Et n'attendre personne

Genetet Eric

H D ORMESSON

Un samedi du mois de juin, Isabella était seule à la terrasse du Café de l'Opéra. Attablée devant un Coca, elle écrivait une lettre d'amour, ou de rupture - je le souhaitais. J'étais très attiré par ce que laissait deviner sa robe légère. Ses seins bougeaient au rythme des à-coups de son stylo à bille. Comme dans une publicité pour un shampoing extra-doux, elle écartait de son visage ses longs cheveux noirs, qui inlassablement revenaient à leur place initiale, disciplinés dans l'indiscipline. Elle avait l'élégance d'une femme mûre, malgré son jeune âge.

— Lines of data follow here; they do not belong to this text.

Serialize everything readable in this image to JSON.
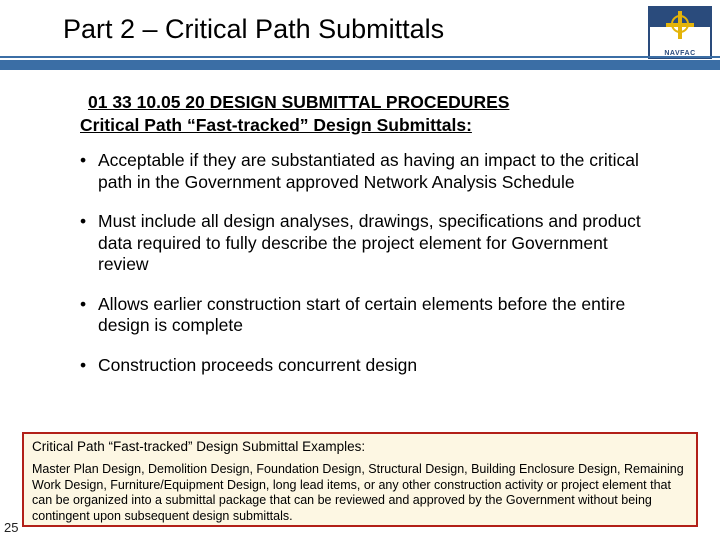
{
  "logo_text": "NAVFAC",
  "title": "Part 2 – Critical Path Submittals",
  "section": {
    "code": "01 33 10.05 20 DESIGN SUBMITTAL PROCEDURES",
    "heading": "Critical Path “Fast-tracked” Design Submittals:"
  },
  "bullets": [
    "Acceptable if they are substantiated as having an impact to the critical path in the Government approved Network Analysis Schedule",
    "Must include all design analyses, drawings, specifications and product data required to fully describe the project element for Government review",
    "Allows earlier construction start of certain elements before the entire design is complete",
    "Construction proceeds concurrent design"
  ],
  "examples": {
    "title": "Critical Path “Fast-tracked” Design Submittal Examples:",
    "body": "Master Plan Design, Demolition Design, Foundation Design, Structural Design, Building Enclosure Design, Remaining Work Design, Furniture/Equipment Design, long lead items, or any other construction activity or project element that can be organized into a submittal package that can be reviewed and approved by the Government without being contingent upon subsequent design submittals."
  },
  "slide_number": "25"
}
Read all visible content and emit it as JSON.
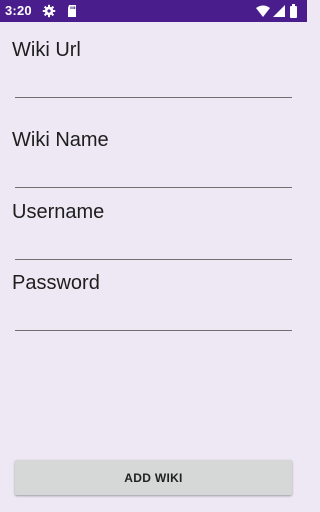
{
  "status_bar": {
    "time": "3:20",
    "icons": [
      "gear-icon",
      "sd-card-icon",
      "wifi-icon",
      "signal-icon",
      "battery-icon"
    ],
    "background_color": "#4a1d8c"
  },
  "form": {
    "fields": [
      {
        "label": "Wiki Url",
        "value": ""
      },
      {
        "label": "Wiki Name",
        "value": ""
      },
      {
        "label": "Username",
        "value": ""
      },
      {
        "label": "Password",
        "value": ""
      }
    ]
  },
  "actions": {
    "add_wiki_label": "ADD WIKI"
  },
  "colors": {
    "background": "#ede8f3",
    "button": "#d6d7d7"
  }
}
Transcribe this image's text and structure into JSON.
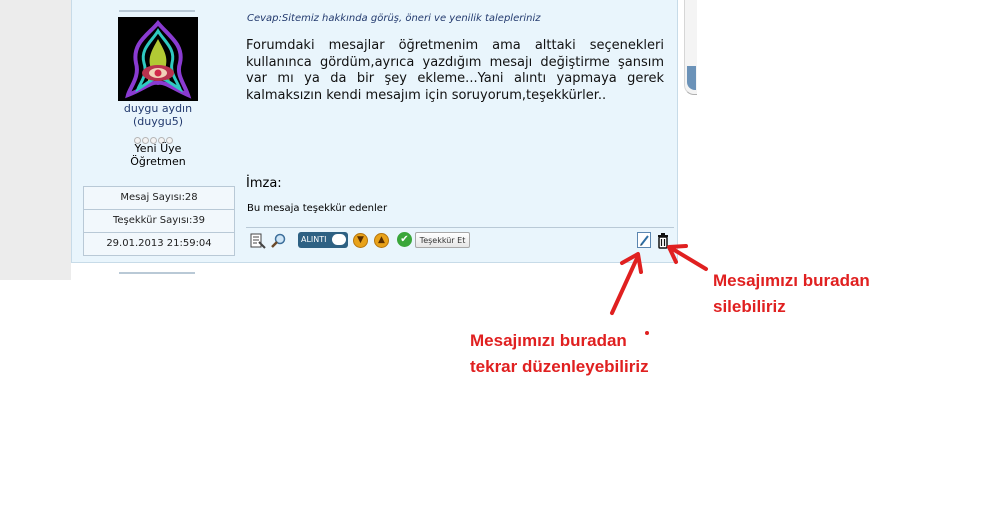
{
  "post": {
    "subject": "Cevap:Sitemiz hakkında görüş, öneri ve yenilik talepleriniz",
    "message": "Forumdaki mesajlar öğretmenim ama alttaki seçenekleri kullanınca gördüm,ayrıca yazdığım mesajı değiştirme şansım var mı ya da bir şey ekleme...Yani alıntı yapmaya gerek kalmaksızın kendi mesajım için soruyorum,teşekkürler..",
    "signature_label": "İmza:",
    "thanks_text": "Bu mesaja teşekkür edenler"
  },
  "user": {
    "name": "duygu  aydın",
    "login": "(duygu5)",
    "rank": "Yeni Üye",
    "title": "Öğretmen",
    "stats": [
      "Mesaj Sayısı:28",
      "Teşekkür Sayısı:39",
      "29.01.2013 21:59:04"
    ]
  },
  "toolbar": {
    "quote_label": "ALINTI",
    "thank_button_label": "Teşekkür Et",
    "icons": [
      "report-icon",
      "search-icon",
      "quote-button",
      "vote-down-icon",
      "vote-up-icon",
      "approve-icon",
      "edit-icon",
      "delete-icon"
    ]
  },
  "annotations": {
    "edit_line1": "Mesajımızı buradan",
    "edit_line2": "tekrar düzenleyebiliriz",
    "delete_line1": "Mesajımızı buradan",
    "delete_line2": "silebiliriz",
    "color": "#e02020"
  }
}
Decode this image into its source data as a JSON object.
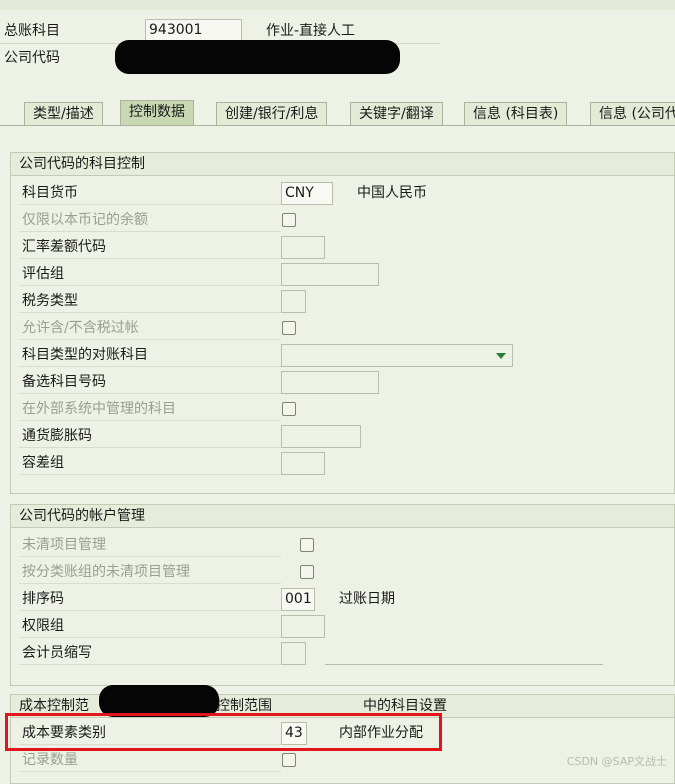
{
  "header": {
    "gl_account_label": "总账科目",
    "gl_account_value": "943001",
    "gl_account_desc": "作业-直接人工",
    "company_code_label": "公司代码"
  },
  "tabs": [
    {
      "label": "类型/描述"
    },
    {
      "label": "控制数据"
    },
    {
      "label": "创建/银行/利息"
    },
    {
      "label": "关键字/翻译"
    },
    {
      "label": "信息 (科目表)"
    },
    {
      "label": "信息 (公司代"
    }
  ],
  "group1": {
    "title": "公司代码的科目控制",
    "rows": [
      {
        "label": "科目货币",
        "value": "CNY",
        "desc": "中国人民币"
      },
      {
        "label": "仅限以本币记的余额"
      },
      {
        "label": "汇率差额代码"
      },
      {
        "label": "评估组"
      },
      {
        "label": "税务类型"
      },
      {
        "label": "允许含/不含税过帐"
      },
      {
        "label": "科目类型的对账科目"
      },
      {
        "label": "备选科目号码"
      },
      {
        "label": "在外部系统中管理的科目"
      },
      {
        "label": "通货膨胀码"
      },
      {
        "label": "容差组"
      }
    ]
  },
  "group2": {
    "title": "公司代码的帐户管理",
    "rows": [
      {
        "label": "未清项目管理"
      },
      {
        "label": "按分类账组的未清项目管理"
      },
      {
        "label": "排序码",
        "value": "001",
        "desc": "过账日期"
      },
      {
        "label": "权限组"
      },
      {
        "label": "会计员缩写"
      }
    ]
  },
  "group3": {
    "title_a": "成本控制范",
    "title_b": "控制范围",
    "title_c": "中的科目设置",
    "rows": [
      {
        "label": "成本要素类别",
        "value": "43",
        "desc": "内部作业分配"
      },
      {
        "label": "记录数量"
      }
    ]
  },
  "watermark": "CSDN @SAP文战士",
  "colors": {
    "highlight": "#e0161c",
    "dropdown_arrow": "#2e7d32",
    "redaction": "#050505"
  }
}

J'avais une vingtaine d'années, des cheveux hirsutes pour faire plus grand, des mousses de Walkman sur les oreilles pour être à la hauteur et un Reflex autour du cou pour découvrir New York pendant les vacances d'été, avec l'ambition de faire des chefs-d'oeuvre. Pour me donner une contenance, je gardais le regard plongé dans les Fragments d'un discours amoureux de Roland Barthes, un livre parmi d'autres que Mlle Françoise, le patron de mon café préféré, conseillait à ses clients et qu'il stockait dans une petite bibliothèque derrière la caisse enregistreuse. Il m'avait dit: «Lis ça, tu feras un bout de chemin.» Je le feuilletais: «DÉMONS. Il semble parfois au sujet amoureux qu'il est possédé par un démon de langage qui le pousse à se blesser lui-même et à s'expulser, selon un mot de Goethe, du paradis que, dans d'autres moments, la relation amoureuse constitue pour lui.» Mais Barthes et Goethe ne m'intéressaient pas plus que ça et beaucoup moins qu'Isabella, qui ne prêtait attention ni à moi ni à personne.

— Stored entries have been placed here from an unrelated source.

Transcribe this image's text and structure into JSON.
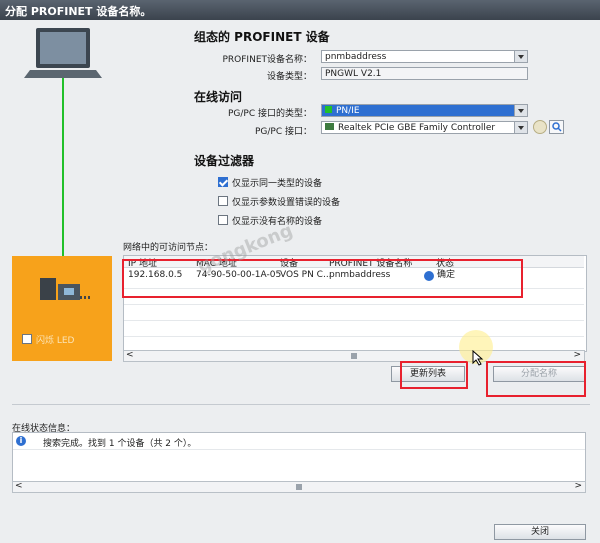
{
  "title": "分配 PROFINET 设备名称。",
  "configured": {
    "heading": "组态的 PROFINET 设备",
    "name_label": "PROFINET设备名称：",
    "name_value": "pnmbaddress",
    "type_label": "设备类型：",
    "type_value": "PNGWL V2.1"
  },
  "online": {
    "heading": "在线访问",
    "iface_type_label": "PG/PC 接口的类型：",
    "iface_type_value": "PN/IE",
    "iface_label": "PG/PC 接口：",
    "iface_value": "Realtek PCIe GBE Family Controller"
  },
  "filter": {
    "heading": "设备过滤器",
    "options": [
      {
        "label": "仅显示同一类型的设备",
        "checked": true
      },
      {
        "label": "仅显示参数设置错误的设备",
        "checked": false
      },
      {
        "label": "仅显示没有名称的设备",
        "checked": false
      }
    ]
  },
  "nodes": {
    "caption": "网络中的可访问节点：",
    "columns": [
      "IP 地址",
      "MAC 地址",
      "设备",
      "PROFINET 设备名称",
      "状态"
    ],
    "rows": [
      {
        "ip": "192.168.0.5",
        "mac": "74-90-50-00-1A-05",
        "device": "VOS PN C...",
        "name": "pnmbaddress",
        "status": "确定"
      }
    ]
  },
  "device_panel": {
    "flash_label": "闪烁 LED"
  },
  "buttons": {
    "refresh": "更新列表",
    "assign": "分配名称",
    "close": "关闭"
  },
  "status": {
    "caption": "在线状态信息：",
    "message": "搜索完成。找到 1 个设备（共 2 个）。"
  },
  "watermark": "gongkong",
  "colors": {
    "accent_orange": "#f7a21b",
    "link_green": "#22c02a",
    "highlight_red": "#e8212e",
    "selection_blue": "#2e6fd1"
  }
}
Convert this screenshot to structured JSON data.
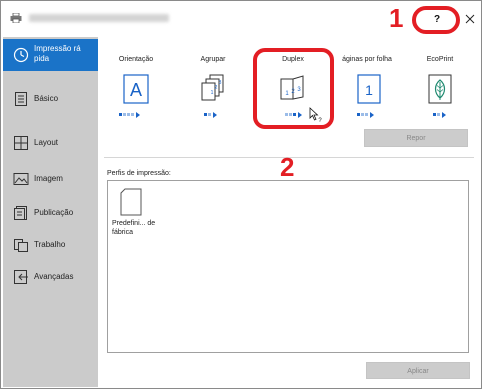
{
  "window": {
    "help_label": "?",
    "annotation_1": "1",
    "annotation_2": "2"
  },
  "sidebar": {
    "items": [
      {
        "label": "Impressão rá pida",
        "icon": "clock-icon",
        "selected": true
      },
      {
        "label": "Básico",
        "icon": "document-lines-icon",
        "selected": false
      },
      {
        "label": "Layout",
        "icon": "grid-layout-icon",
        "selected": false
      },
      {
        "label": "Imagem",
        "icon": "image-icon",
        "selected": false
      },
      {
        "label": "Publicação",
        "icon": "publication-icon",
        "selected": false
      },
      {
        "label": "Trabalho",
        "icon": "job-icon",
        "selected": false
      },
      {
        "label": "Avançadas",
        "icon": "advanced-arrow-icon",
        "selected": false
      }
    ]
  },
  "options": [
    {
      "label": "Orientação",
      "icon": "orientation-a-icon",
      "level": 1
    },
    {
      "label": "Agrupar",
      "icon": "collate-icon",
      "level": 1
    },
    {
      "label": "Duplex",
      "icon": "duplex-icon",
      "level": 3
    },
    {
      "label": "áginas por folha",
      "icon": "pages-per-sheet-icon",
      "level": 1
    },
    {
      "label": "EcoPrint",
      "icon": "ecoprint-leaf-icon",
      "level": 1
    }
  ],
  "buttons": {
    "repor": "Repor",
    "aplicar": "Aplicar"
  },
  "profiles": {
    "label": "Perfis de impressão:",
    "items": [
      {
        "name": "Predefini... de fábrica"
      }
    ]
  },
  "colors": {
    "accent": "#1a73c8",
    "highlight": "#e31e24",
    "sidebar": "#cbcbcb"
  }
}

Inspiré par la lumière du soleil couchant, je braquai mon objectif sur la jeune femme. Elle fit mine d'être importunée, leva ses yeux verts au ciel, mais ne put retenir un sourire.
- Je suis désolé, cet appareil se déclenche tout seul, comme une envie de...
- Une envie de parler à une inconnue?
Incapable de répondre, je terminai mon Perrier menthe d'un seul coup. Des gouttes de sueur perlaient sur mon front et je souris, un peu crispé. Je m'encourageai: «Allez Alberto, allez, bouge ton cul. Allez merde, balance quelque chose de pas trop con...» Trop tard. Je fus saisi d'un vertige et tombai dans les pommes.
Mlle Françoise me retourna de grosses gifles et insista pour que j'avale un verre de schnaps, l'excitant local qui réveille les morts et le commun des mortels. Le liquide me brûla la gorge au quatrième degré. Je toussai. Le patron me tapa dans le dos comme si j'avais un morceau de tarte flambée coincé dans le tube digestif. Je basculai en avant, ma tête heurta le bord de la table. De tout mon poids, je m'écroulai sur le sol. Mlle Françoise m'attrapa par les épaules, me hissa sur ma chaise, puis paniqua à la vue du sang qui coulait sur mon visage. Isabella me proposa un verre d'eau. Je ne répondis pas, gémissant astucieusement. Plus les secondes passaient, plus cette belle inconnue s'habituerait à moi. Elle ne pourrait bientôt plus partir en me laissant dans cet état. Elle répéta plusieurs fois: «Ça va, vous êtes sûr?» Je fis: «Ah, ah, ah...» en imaginant qu'un nouvel évanouissement serait un acte audacieux, mais judicieux. Immédiatement elle m'embrasserait, pendant vingt-quatre images seconde.
- Il faut appeler une ambulance, lança-t-elle.